The Fall of Baghdad sent shockwaves throughout the region. But, it is the ripple effects that are still being felt today. Yesterday’s election in Egypt was just one of the ripple effects from the Fall of Baghdad. Here is a partial list the other democratic and human rights ripple effects felt in the region from just this last year:
* Successful elections twice in Iraq
* Successful elections twice in Afghanistan
* Violence free (for the most part) change of government in Lebanon
* Democratic Elections in Palestine
* Pardons for jailed democracy reformists in Saudi Arabia
* Women rights guarantees in Kuwait
* Movement in Egypt towards reform
* Reform in Libya
* Historic talks between Israel and Pakistan
* Israel pullout from Gaza
* Massive Protests against Al Qaida in Morocco
* Protests against Al Qaida in Jordan
* Saudi Arabia lifts economic boycott on Israel
* Saudi Arabia open to talks on allowing women to drive
* Women are no longer publicly stoned in Afghanistan
* Women hold more than the allotted 25% of the seats of parliament in Afghanistan.

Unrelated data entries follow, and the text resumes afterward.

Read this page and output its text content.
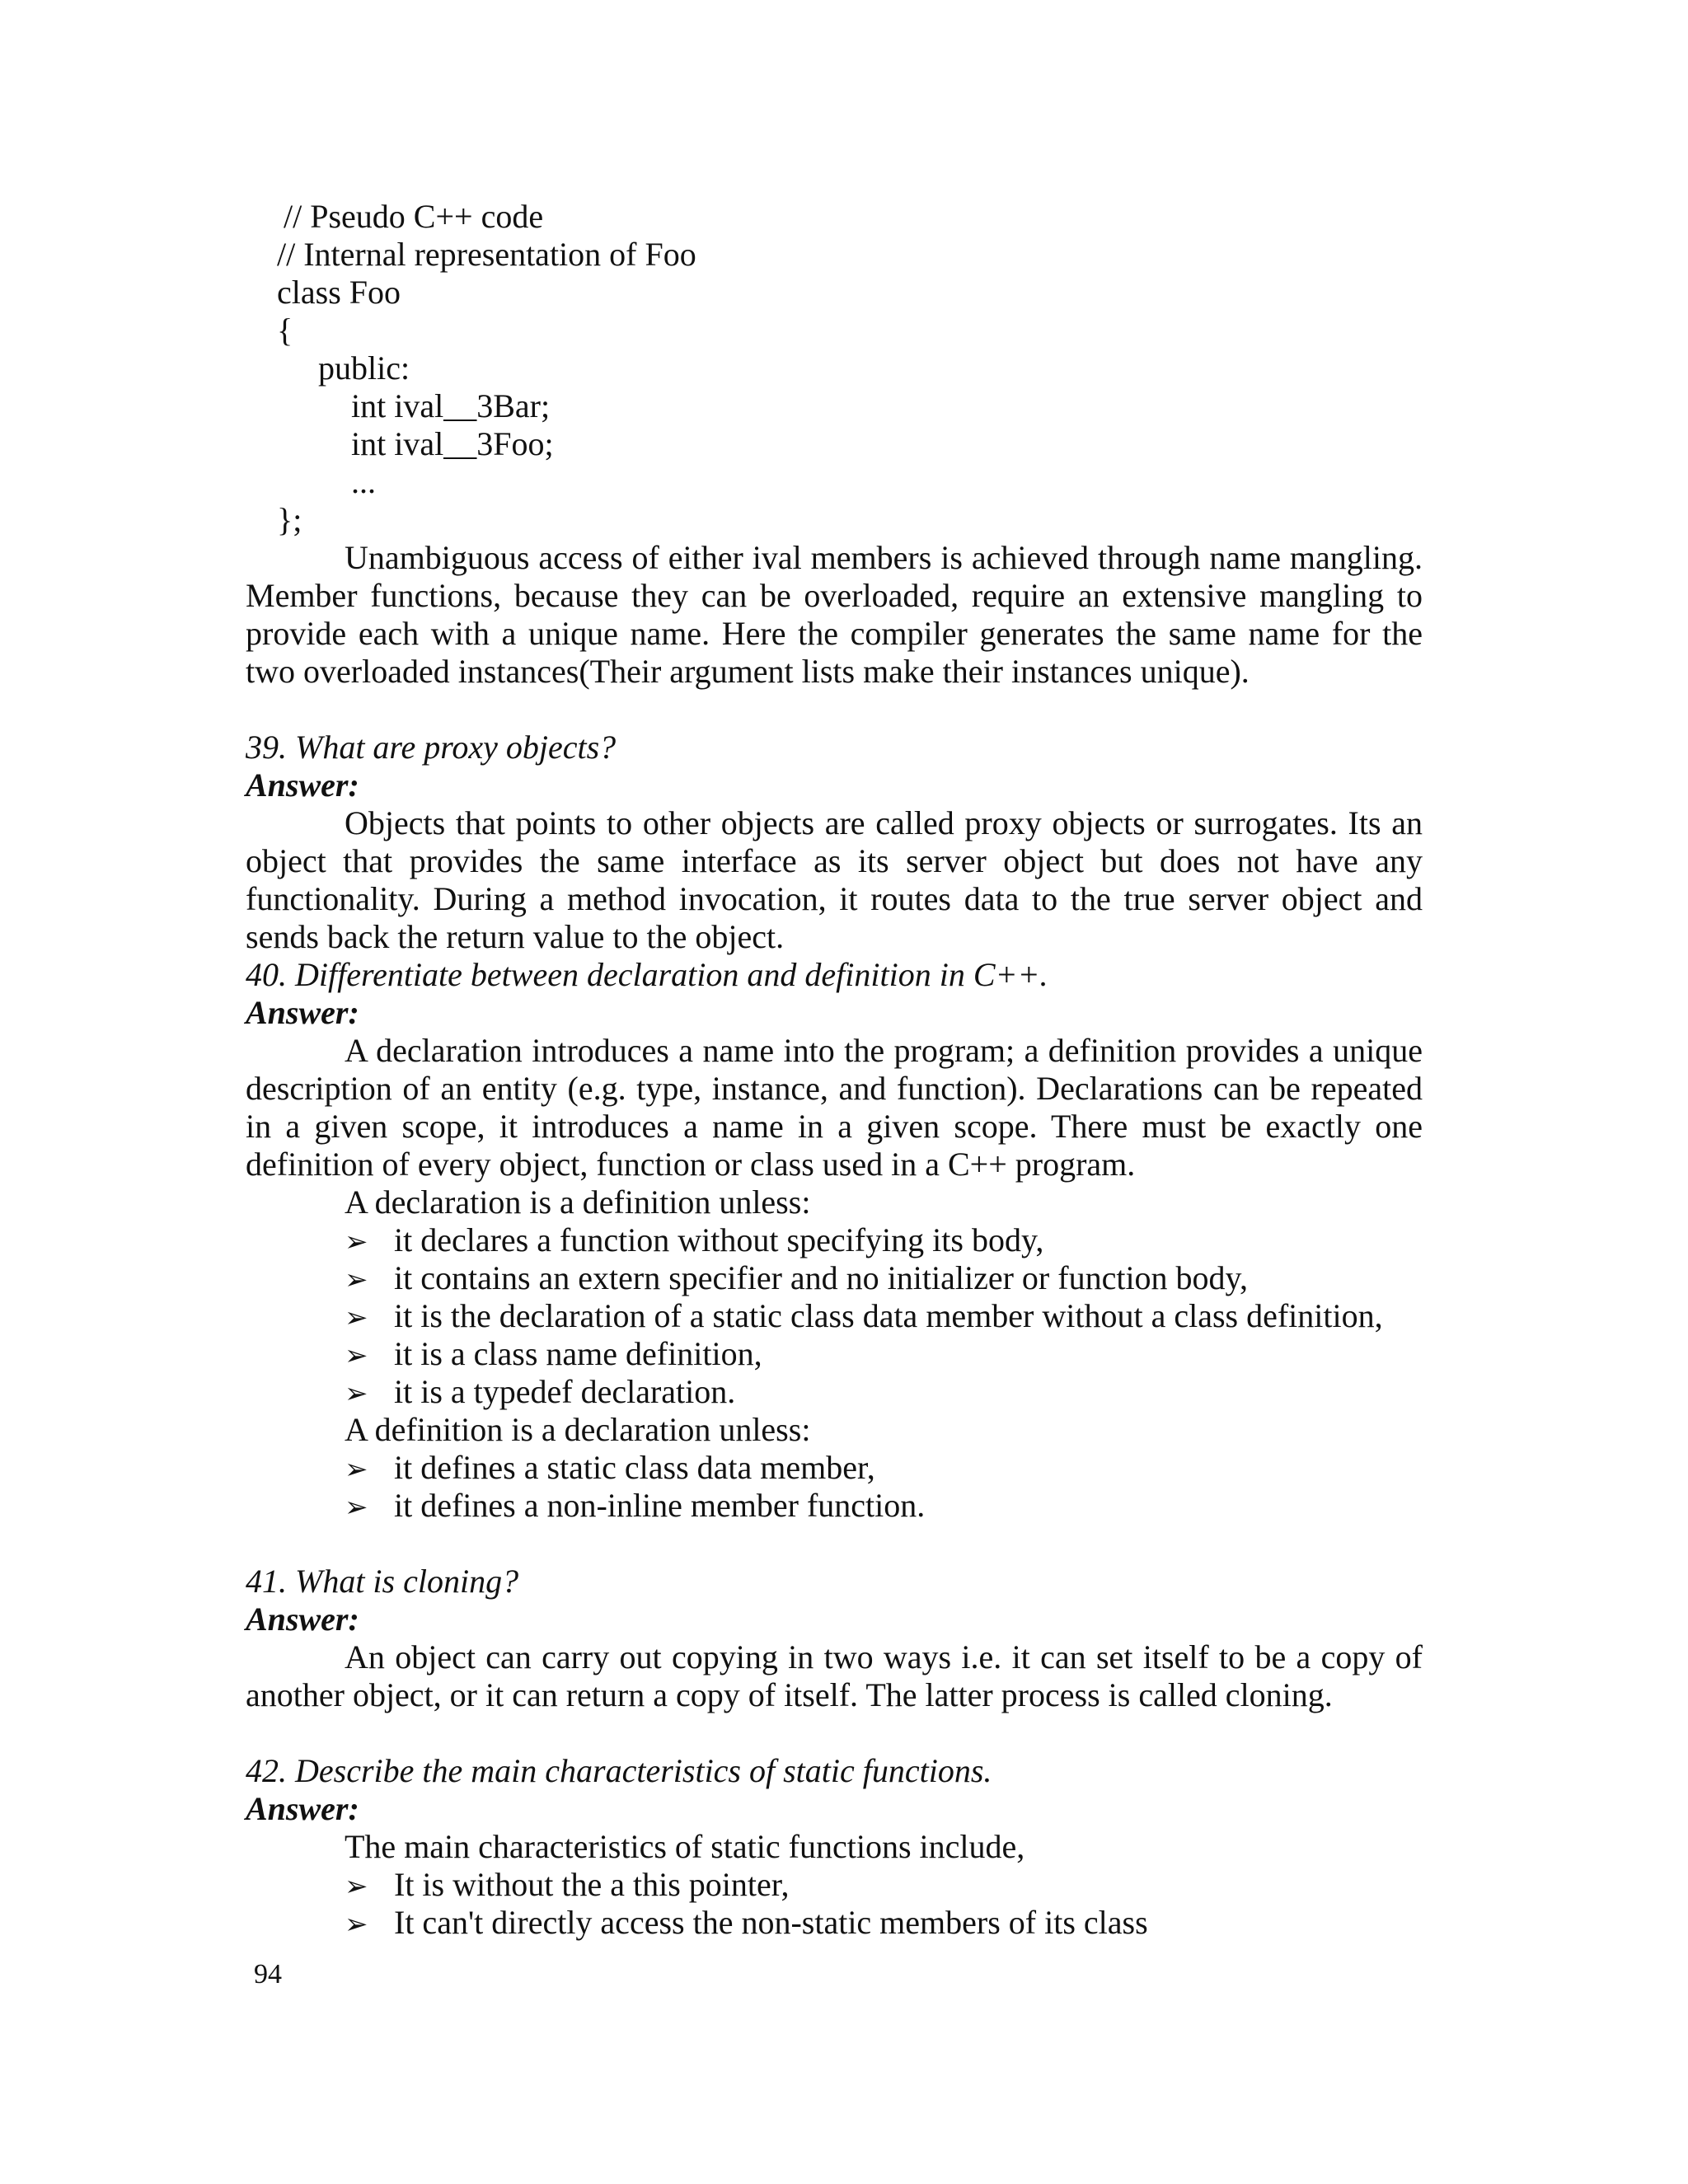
// Pseudo C++ code
// Internal representation of Foo
class Foo
{
public:
int ival__3Bar;
int ival__3Foo;
...
};
Unambiguous access of either ival members is achieved through name mangling. Member functions, because they can be overloaded, require an extensive mangling to provide each with a unique name. Here the compiler generates the same name for the two overloaded instances(Their argument lists make their instances unique).
39. What are proxy objects?
Answer:
Objects that points to other objects are called proxy objects or surrogates. Its an object that provides the same interface as its server object but does not have any functionality. During a method invocation, it routes data to the true server object and sends back the return value to the object.
40. Differentiate between declaration and definition in C++.
Answer:
A declaration introduces a name into the program; a definition provides a unique description of an entity (e.g. type, instance, and function). Declarations can be repeated in a given scope, it introduces a name in a given scope. There must be exactly one definition of every object, function or class used in a C++ program.
A declaration is a definition unless:
➢ it declares a function without specifying its body,
➢ it contains an extern specifier and no initializer or function body,
➢ it is the declaration of a static class data member without a class definition,
➢ it is a class name definition,
➢ it is a typedef declaration.
A definition is a declaration unless:
➢ it defines a static class data member,
➢ it defines a non-inline member function.
41. What is cloning?
Answer:
An object can carry out copying in two ways i.e. it can set itself to be a copy of another object, or it can return a copy of itself. The latter process is called cloning.
42. Describe the main characteristics of static functions.
Answer:
The main characteristics of static functions include,
➢ It is without the a this pointer,
➢ It can't directly access the non-static members of its class
94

Yesterday’s vote sent more members of the Muslim Brotherhood to parliament. The brotherhood doubled their seats in parliament. The election saw some violence but there have so far been no complaints on the overall voting process. Earlier this year, opposition candidates were allowed to run up against 77 year old President Mubarak.
No word yet on how Coptic Christian woman Mona Makram Ebeid did at the polls.